Although, should the ever-inquisitive walker or cyclist stop nearby (obviously when they have no right) and ask ‘watcha doing?’, rather than upsetting them with a guttural Anglo-Saxon reply, he could probably enlighten them as to the Druidic tradition of raising the axe to ask the tree’s spirit for permission to fell it – and no doubt, if he does a good job at it, he will find himself earning far more money on Countryfile as their resident druidic expert.

Going further, I was saddened to hear of the accident the Voice had recently with a cantankerous ash tree, much like myself under similar circumstances last summer. I was left seeing stars and with considerable ‘bruising’ and deep lacerations down my arm, side and groin from a heavily diseased ash tree.

I’m fortunate I didn’t have it as bad as the Voice, yet a question has been in my mind for some time.

How do you take down a dangerous ash tree with (due to the situation) no mechanical aid? To fell under normal practice, you would place yourself in a highly unsafe – if not totally foolhardy – situation. As they say, you get foolhardy cutters and you get wise, experienced cutters, but you never get foolhardy experienced cutters.

Forestry Journal: Our experienced writer believes he is lucky to be alive

I’ve come to a similar conclusion as the Voice, in that certain high-risk trees are safer blasted with explosives. This, it seems, is common in North America, yet here in the UK we’re moving away from blasting due to greater machinery use.

So earlier this year I contacted our local constabulary for guidance. Hopeless! Despite several calls, no reply! Other enquiries have brought me to expensive courses which don’t teach me what I need to know, i.e. the use of caps, det cord and explosives to cut wood and get certified. Does any reader know of any trainers?

I seem to remember a system put forward some years back to cut limbs to replicate storm damage for wildlife purposes. Any blasting trainees?

Arwyn Morgan


Every time I switch on the TV there is some minister or other telling me how the United Kingdom leads the world in just about every imaginable way – fighting the effects of climate change, arming Ukraine and AI. You name it, we are the best.

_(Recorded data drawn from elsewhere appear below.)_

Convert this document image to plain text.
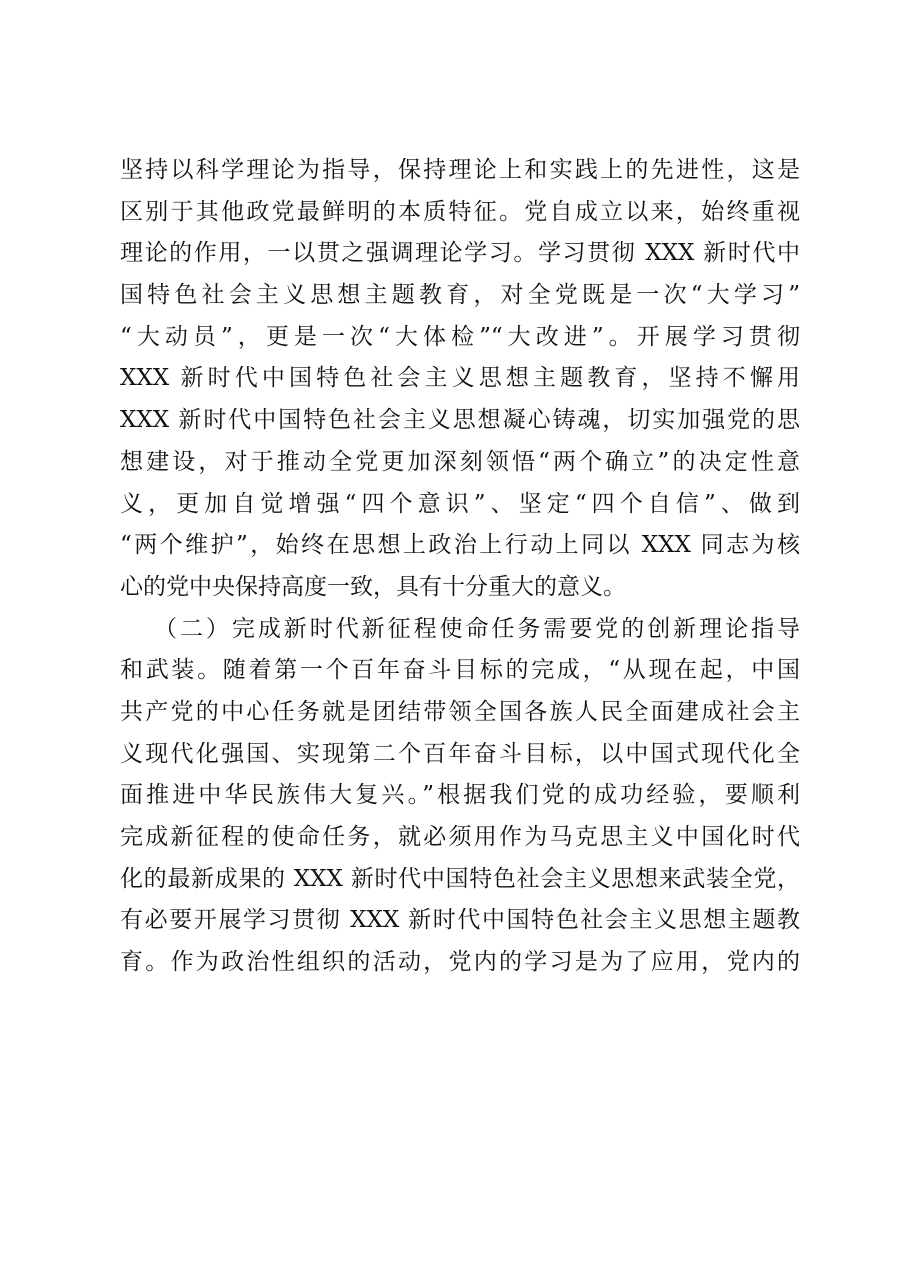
坚持以科学理论为指导，保持理论上和实践上的先进性，这是
区别于其他政党最鲜明的本质特征。党自成立以来，始终重视
理论的作用，一以贯之强调理论学习。学习贯彻 XXX 新时代中
国特色社会主义思想主题教育，对全党既是一次“大学习”
“大动员”，更是一次“大体检”“大改进”。开展学习贯彻
XXX 新时代中国特色社会主义思想主题教育，坚持不懈用
XXX 新时代中国特色社会主义思想凝心铸魂，切实加强党的思
想建设，对于推动全党更加深刻领悟“两个确立”的决定性意
义，更加自觉增强“四个意识”、坚定“四个自信”、做到
“两个维护”，始终在思想上政治上行动上同以 XXX 同志为核
心的党中央保持高度一致，具有十分重大的意义。
（二）完成新时代新征程使命任务需要党的创新理论指导
和武装。随着第一个百年奋斗目标的完成，“从现在起，中国
共产党的中心任务就是团结带领全国各族人民全面建成社会主
义现代化强国、实现第二个百年奋斗目标，以中国式现代化全
面推进中华民族伟大复兴。”根据我们党的成功经验，要顺利
完成新征程的使命任务，就必须用作为马克思主义中国化时代
化的最新成果的 XXX 新时代中国特色社会主义思想来武装全党，
有必要开展学习贯彻 XXX 新时代中国特色社会主义思想主题教
育。作为政治性组织的活动，党内的学习是为了应用，党内的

I listen intently to find out if this prowess extends into forestry and arb, but since these subjects are largely ignored I am forced to discover for myself those aspects of these industries in which Britain leads the world:

• Leading light in flashing mirrors and blowing smoke to hoodwink the public over new tree planting
• Past master at planting new woodland then leaving it unmanaged 
• Top spot in sacrificing commercial softwood production for broadleaves to benefit biodiversity including deer and grey squirrels
• Top dog in researching resistance of native mammals to E. coli bacterial infection by pumping raw human sewage into rivers then releasing Eurasian beavers to see if they survive
• Top gun by bagging the biggest haul of badgers on record with more than 210,000 culled between 2013 and 2023
• World record holder for the entry of alien pests and pathogens during the twenty years from 1998 to 2023
• Unrivalled in felling urban trees under the cover of darkness, with Plymouth Council recently excelling 
• World record for appointment of environment secretaries in the shortest period of time. Nine different ministers have held this position in the 13 years since 2010.